Ex-Ugandan President Apollo Milton Obote evokes both deep hatred and adoration among his countrymen. For many years right until his death in exile in 2005, Obote cast a long shadow on Ugandan politics.
In Shakespeare’s Julius Caesar, Mark Anthony observes on the death of his friend and valiant king, Julius Caesar – “I come to bury Caesar, not to praise him, the evil that men do lives after them and the good is often interred in the bones…” Omongole R. Anguria confronts a similar predicament in this book on Ex-Ugandan President Apollo Milton Obote, finding that even in death, Obote evokes mixed emotions among his countrymen.
In this book, Anguria pulls together commentaries from all sides in an attempt to build a more complete picture of Obote. In fairness, he does his best to make a balanced selection. Some of the voices make poignant appraisals while others are extremely scathing. The book, helpfully, employs an archetypal categorization assignment by dividing the commentaries into four subsections – Obote the hero, Obote the villain, Obote the victim, and the mixed bag, he . And under every subsection, there are narratives and comments that speak so passionately.
In Obote the hero, mostly by people who closely worked with the man, like his wife Miria Obote, former ministers, Wilson Okwenje , Samwiri Mugwisa, Patrick Rubaihayo, Edward Rurangaraga, and sympathetic journalists like Andrew Mwenda, there are attempts at vindicating Obote. The contributors subtly make the claim that history has misrepresented Obote. Some describe him as a statesman and pan African, even comparing him to Nelson Mandela of South Africa and Kwame Nkrumah of Ghana! They argue that he was selfless and judged people by virtue of their intellect. He’s also portrayed as an eloquent speaker and master of word choice. One episode quoted is one where in an interview on a radio show, responding to a question on his bitter rival and current Ugandan President, Yoweri Museveni, he wondered why people asked him about Satan yet he was a devout Christian. And Mwenda wonders whether the chroniclers of history have been fair with Obote.

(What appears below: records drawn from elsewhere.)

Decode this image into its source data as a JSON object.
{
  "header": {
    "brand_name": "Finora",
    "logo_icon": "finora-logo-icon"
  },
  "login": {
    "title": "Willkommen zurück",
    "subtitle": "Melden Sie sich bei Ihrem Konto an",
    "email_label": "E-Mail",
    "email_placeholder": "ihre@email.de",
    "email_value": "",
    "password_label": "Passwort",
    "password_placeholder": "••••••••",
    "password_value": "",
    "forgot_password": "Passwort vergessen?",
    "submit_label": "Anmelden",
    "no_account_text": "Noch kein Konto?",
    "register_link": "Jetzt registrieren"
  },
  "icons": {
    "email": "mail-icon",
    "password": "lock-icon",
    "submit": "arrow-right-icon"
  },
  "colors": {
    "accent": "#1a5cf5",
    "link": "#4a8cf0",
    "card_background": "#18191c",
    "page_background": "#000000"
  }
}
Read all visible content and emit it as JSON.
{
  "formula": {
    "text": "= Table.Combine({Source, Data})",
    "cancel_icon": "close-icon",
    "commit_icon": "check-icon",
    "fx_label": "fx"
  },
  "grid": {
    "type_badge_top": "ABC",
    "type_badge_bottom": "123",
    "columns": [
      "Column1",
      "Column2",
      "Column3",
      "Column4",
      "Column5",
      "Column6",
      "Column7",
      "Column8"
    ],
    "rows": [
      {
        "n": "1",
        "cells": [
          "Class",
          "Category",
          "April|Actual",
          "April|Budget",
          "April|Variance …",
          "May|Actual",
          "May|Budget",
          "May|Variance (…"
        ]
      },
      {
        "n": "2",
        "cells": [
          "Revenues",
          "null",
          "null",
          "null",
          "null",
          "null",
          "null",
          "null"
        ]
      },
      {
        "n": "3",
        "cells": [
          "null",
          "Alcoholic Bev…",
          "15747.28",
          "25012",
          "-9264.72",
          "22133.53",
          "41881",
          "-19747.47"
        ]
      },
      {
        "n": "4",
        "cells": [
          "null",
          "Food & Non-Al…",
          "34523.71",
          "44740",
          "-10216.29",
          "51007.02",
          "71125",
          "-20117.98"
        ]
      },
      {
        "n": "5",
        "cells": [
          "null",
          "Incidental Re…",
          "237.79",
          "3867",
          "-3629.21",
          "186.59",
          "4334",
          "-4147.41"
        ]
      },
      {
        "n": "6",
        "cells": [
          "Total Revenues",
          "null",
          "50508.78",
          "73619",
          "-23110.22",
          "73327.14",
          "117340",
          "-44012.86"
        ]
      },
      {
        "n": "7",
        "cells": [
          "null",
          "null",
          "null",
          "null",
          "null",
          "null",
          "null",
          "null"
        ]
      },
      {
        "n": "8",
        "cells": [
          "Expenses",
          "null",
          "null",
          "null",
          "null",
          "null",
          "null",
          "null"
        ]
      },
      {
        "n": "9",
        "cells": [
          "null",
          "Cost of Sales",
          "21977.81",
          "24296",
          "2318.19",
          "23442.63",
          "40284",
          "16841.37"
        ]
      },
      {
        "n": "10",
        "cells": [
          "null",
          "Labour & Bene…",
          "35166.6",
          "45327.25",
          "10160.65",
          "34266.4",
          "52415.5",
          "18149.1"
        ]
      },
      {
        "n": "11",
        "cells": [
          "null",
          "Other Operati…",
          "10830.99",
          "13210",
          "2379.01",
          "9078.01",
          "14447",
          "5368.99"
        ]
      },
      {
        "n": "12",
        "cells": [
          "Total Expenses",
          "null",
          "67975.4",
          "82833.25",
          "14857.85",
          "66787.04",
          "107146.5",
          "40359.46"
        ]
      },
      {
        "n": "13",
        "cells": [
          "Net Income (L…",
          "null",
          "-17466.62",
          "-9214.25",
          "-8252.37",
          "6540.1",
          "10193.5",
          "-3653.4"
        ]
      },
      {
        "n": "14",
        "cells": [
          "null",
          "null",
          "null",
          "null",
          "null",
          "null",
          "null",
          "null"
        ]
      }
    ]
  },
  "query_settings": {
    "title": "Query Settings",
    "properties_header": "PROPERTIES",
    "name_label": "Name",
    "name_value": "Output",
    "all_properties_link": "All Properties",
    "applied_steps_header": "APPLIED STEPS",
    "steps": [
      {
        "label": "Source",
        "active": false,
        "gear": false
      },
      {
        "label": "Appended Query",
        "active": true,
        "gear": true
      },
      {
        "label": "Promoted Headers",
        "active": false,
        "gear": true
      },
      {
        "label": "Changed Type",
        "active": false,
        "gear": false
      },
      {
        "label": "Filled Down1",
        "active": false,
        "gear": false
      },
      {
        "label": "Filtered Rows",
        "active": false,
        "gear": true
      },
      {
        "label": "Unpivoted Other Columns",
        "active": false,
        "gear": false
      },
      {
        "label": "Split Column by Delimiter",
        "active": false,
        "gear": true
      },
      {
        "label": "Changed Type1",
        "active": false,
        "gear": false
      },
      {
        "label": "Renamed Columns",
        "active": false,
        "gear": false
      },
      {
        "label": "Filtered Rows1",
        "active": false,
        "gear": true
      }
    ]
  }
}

Under Obote the villain, there are venomous spitting tales that pin the dead man as a monster in Uganda’s history. One group that remains vehemently bitter about Obote are the Baganda, Uganda’s most popular tribal grouping whose Kingdom, Obote abolished. A local leader from Buganda insists that since Obote never apologized while still alive for the sins committed against the Baganda, the Baganda in turn cannot forgive him either. Mwenda on the other hand intones that Obote cannot be solely blamed for the atrocities suffered by the Baganda, in part because there is evidence that the Baganda were planning to oust Obote.
In the Mixed Bag folder, probably the most interesting, the contributing writers end up with questions instead of answers. Charles Onnyango Obbo pens a story he titles; I will cry for Obote, I will not cry for Obote, Nasser Mubonde, can only wonder in the piece, “Was Obote a Killer or a Patriotic Leader?” Nobert Mao makes an interesting observation that Museveni’s guns turned against Museveni himself on the death of Obote. He quotes Ali Mazrui who described Obote as “a great man who made great mistakes” adding that no lesser person could bear responsibilities for the follies over which the great man presided.
Apollo Milton Obote; What Others Say is a compilation that will cause many a reader to reflect on the conflicting views of Obote’s role in Uganda’s troubled political history.